‘Shaking up Springfield’ could make Rauner dizzy

SHARE ‘Shaking up Springfield’ could make Rauner dizzy

Fed up and frustrated with a stagnant economy, staggering bills and soaring pension debt, Illinoisans answered businessman Bruce Rauner’s call, voting for an historic Springfield shake up Tuesday in electing a Republican governor for the first time in 16 years.

OPINION

“This is your victory. This is a victory for every family in Illinois,” Rauner told roaring supporters Tuesday night, though incumbent Pat Quinn would not concede defeat. “Are you ready for a new direction?”

But where Illinois is headed with Rauner at the helm remains something of a mystery.

How exactly will he bring back Illinois? How, indeed, when he must work with Democratic House Speaker Michael Madigan and Senate President John Cullerton, not to mention the “union bosses” he regularly criticized until he won the GOP primary.

Rauner didn’t dwell on that, but struck a common-man chord Tuesday, noting he had called Madigan and Cullerton and told them the three of them faced an opportunity.

“This is an opportunity for us to work together,” he said. “This is an opportunity for us to come together on a bipartisan basis … We will not accept the status quo. We will get it done with your help,” Rauner told supporters at his victory party. He also made a point of saying, ”This is a victory for our workers who deserve to have a booming economy.”

A bitter, nasty campaign and brutal ad warfare had Democratic incumbent Pat Quinn portraying Rauner as a heartless capitalist bully and Rauner repeatedly tagging Quinn as an incompetent, corrupt failure and phony in a record-shattering $100 million campaign.

And while Rauner is a wildly wealthy and successful private equity business expert, he also has been a practitioner of new math. How will a Gov. Rauner set a new direction? How will he bring back Illinois?

He’s yet to show how plans for $600 million in new sales taxes on services, vague pledges to find and cut waste, and a vision for dropping the income tax rate over four years will add up to equaling enough to cover the full-year, $4 billion gap created by the law that drops the income tax rate to 3.75 percent come January.

Then there’s the out-of-whack budget Democrats approved last May. Laurence Msall, president of the nonpartisan fiscal watchdog Civic Federation, says that budget borrows to pay for regular operating costs, underfunds some costs and will grow our bill backlog from $6 billion last fiscal year to $6.4 billion at the end of this one.

Illinoisans ought to brace themselves and prepare to pay. Rauner just might soon be suggesting the Illinois fiscal crisis is so great that he doesn’t want to let the income tax rate drop Jan. 1 from 5 percent to 3.75 percent. The question is will Madigan and the Democrats help him solve that equation that simply and quickly?

Will Rauner be willing to trade a minimum wage increase (soundly supported by voters) and sacrifice his business reforms for more tax revenue to tackle Illinois’ debt and bill backlog? Or will Madigan push Rauner for the millionaire tax 3 percent surcharge to solve the budget gap?

Yes, the Neighborhood Recovery Initiative controversy amply demonstrates there is wasteful spending in Illinois government, but finding $4 billion plus will be just about impossible to do.

Don’t forget Rauner also pledged to increase school funding, somehow.

And then there are our gargantuan state and local pension crises. Since he won the primary, Rauner has said he believes already-earned retirement benefits should not be cut and that future benefits should be moved into a 401(k)-style system. That leaves our $100 billion debt still to be paid, while removing the future employee contributions that would help chip away at that debt.

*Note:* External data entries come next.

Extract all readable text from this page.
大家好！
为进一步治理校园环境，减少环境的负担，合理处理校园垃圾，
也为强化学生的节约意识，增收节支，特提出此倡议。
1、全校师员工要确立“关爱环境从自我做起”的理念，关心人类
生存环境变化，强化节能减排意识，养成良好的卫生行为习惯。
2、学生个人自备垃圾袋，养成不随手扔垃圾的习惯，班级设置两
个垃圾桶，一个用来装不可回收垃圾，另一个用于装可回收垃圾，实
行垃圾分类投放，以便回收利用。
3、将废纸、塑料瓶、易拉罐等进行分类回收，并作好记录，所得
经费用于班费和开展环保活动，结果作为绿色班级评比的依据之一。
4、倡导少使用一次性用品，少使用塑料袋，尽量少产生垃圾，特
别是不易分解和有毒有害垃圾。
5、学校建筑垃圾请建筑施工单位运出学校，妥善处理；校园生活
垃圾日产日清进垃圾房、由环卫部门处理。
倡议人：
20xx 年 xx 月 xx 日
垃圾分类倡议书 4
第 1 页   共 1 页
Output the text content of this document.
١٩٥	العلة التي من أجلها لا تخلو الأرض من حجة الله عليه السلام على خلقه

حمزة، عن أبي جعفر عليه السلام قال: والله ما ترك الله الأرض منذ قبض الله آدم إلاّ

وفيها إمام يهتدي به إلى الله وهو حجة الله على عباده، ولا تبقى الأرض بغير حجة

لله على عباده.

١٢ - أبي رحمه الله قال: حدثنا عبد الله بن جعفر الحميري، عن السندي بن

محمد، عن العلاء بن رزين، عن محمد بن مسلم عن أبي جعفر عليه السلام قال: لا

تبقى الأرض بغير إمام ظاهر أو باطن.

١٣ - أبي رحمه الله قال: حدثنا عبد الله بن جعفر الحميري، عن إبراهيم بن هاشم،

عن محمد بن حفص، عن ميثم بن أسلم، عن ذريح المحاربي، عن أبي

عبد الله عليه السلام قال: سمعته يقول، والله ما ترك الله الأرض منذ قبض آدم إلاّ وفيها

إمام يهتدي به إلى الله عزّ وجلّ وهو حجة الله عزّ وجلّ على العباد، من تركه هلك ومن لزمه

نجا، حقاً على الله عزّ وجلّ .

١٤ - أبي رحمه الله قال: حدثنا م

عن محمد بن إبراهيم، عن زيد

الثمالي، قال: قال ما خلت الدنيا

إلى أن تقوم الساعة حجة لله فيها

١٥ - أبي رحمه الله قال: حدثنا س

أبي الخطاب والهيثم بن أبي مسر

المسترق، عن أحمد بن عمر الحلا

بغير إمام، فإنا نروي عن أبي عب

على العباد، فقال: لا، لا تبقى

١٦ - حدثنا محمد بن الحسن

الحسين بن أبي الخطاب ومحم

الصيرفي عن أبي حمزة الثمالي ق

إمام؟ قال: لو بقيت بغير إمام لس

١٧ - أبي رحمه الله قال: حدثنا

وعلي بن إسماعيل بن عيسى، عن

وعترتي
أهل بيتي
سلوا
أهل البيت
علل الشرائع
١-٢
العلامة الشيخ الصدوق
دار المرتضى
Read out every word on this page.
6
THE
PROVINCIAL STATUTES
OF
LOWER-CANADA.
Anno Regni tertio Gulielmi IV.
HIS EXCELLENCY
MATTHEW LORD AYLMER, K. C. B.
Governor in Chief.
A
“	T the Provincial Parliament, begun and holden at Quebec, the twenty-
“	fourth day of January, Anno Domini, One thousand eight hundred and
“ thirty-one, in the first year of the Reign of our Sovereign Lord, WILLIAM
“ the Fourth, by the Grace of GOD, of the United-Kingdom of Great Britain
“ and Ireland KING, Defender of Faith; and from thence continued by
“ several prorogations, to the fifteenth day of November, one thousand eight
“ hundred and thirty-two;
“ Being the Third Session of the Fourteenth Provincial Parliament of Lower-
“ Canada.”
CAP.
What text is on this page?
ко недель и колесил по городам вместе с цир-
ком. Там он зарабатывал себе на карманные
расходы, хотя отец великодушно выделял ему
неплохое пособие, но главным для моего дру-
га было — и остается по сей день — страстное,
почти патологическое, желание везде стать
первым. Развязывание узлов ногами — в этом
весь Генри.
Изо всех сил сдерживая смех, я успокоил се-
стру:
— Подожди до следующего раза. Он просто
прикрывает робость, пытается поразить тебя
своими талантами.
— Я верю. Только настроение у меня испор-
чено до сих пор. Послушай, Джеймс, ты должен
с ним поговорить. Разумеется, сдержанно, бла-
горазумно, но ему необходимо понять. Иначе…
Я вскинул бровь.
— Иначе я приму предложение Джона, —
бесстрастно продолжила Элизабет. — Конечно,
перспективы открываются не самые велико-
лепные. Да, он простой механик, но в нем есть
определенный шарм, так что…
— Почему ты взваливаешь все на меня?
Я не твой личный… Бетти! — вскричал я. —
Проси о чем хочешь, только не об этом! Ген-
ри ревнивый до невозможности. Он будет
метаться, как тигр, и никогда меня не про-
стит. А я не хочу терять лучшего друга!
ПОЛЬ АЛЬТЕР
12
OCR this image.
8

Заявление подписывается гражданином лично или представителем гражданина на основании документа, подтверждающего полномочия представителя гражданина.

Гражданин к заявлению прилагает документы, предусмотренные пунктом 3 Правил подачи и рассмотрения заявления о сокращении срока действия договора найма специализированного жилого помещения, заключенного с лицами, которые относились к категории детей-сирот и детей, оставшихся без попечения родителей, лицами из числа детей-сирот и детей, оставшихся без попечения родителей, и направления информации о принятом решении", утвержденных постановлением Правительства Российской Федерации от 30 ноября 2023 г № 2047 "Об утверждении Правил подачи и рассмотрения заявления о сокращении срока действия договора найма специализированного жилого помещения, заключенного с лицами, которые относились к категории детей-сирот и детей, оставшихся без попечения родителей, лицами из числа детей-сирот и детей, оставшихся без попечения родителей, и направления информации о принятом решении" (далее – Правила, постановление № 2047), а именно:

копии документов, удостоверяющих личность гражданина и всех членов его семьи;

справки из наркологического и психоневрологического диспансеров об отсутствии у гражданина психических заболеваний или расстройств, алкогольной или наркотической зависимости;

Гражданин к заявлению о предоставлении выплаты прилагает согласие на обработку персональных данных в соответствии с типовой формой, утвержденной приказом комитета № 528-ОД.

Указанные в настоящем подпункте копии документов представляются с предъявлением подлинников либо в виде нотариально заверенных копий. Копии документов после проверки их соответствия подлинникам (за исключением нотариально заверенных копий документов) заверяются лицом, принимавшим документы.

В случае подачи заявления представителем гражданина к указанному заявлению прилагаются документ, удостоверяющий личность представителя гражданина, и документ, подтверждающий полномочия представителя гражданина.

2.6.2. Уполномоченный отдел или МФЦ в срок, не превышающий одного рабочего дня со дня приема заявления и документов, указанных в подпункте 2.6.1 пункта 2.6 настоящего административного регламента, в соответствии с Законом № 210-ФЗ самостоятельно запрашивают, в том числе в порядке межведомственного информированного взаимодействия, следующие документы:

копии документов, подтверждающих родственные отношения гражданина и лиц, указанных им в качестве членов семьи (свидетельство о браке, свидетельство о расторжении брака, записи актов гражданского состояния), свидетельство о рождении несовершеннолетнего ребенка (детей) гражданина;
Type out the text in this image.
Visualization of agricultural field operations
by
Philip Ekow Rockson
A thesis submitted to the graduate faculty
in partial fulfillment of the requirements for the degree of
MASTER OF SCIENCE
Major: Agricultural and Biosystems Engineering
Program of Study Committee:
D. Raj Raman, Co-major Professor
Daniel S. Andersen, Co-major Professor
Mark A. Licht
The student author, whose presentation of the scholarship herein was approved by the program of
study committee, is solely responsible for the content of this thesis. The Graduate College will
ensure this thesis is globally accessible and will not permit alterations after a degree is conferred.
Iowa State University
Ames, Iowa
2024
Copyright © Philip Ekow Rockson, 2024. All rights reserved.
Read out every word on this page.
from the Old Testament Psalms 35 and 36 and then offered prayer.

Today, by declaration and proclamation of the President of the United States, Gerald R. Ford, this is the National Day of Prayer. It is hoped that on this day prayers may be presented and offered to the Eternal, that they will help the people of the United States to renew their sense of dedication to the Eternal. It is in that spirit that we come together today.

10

Worst-in-the-nation pension debt. $6.4 billion in unpaid bills and an unbalanced state budget. Democrats and union bosses who distrust Rauner and might very well detest him.

Illinoisans fed up with a stagnant state voted to give Rauner a chance to shake up Springfield. We might all end up dizzy as he does. Bringing back Illinois won’t be easy. Or pain free.

Madeleine Doubek is chief operating officer of Reboot Illinois.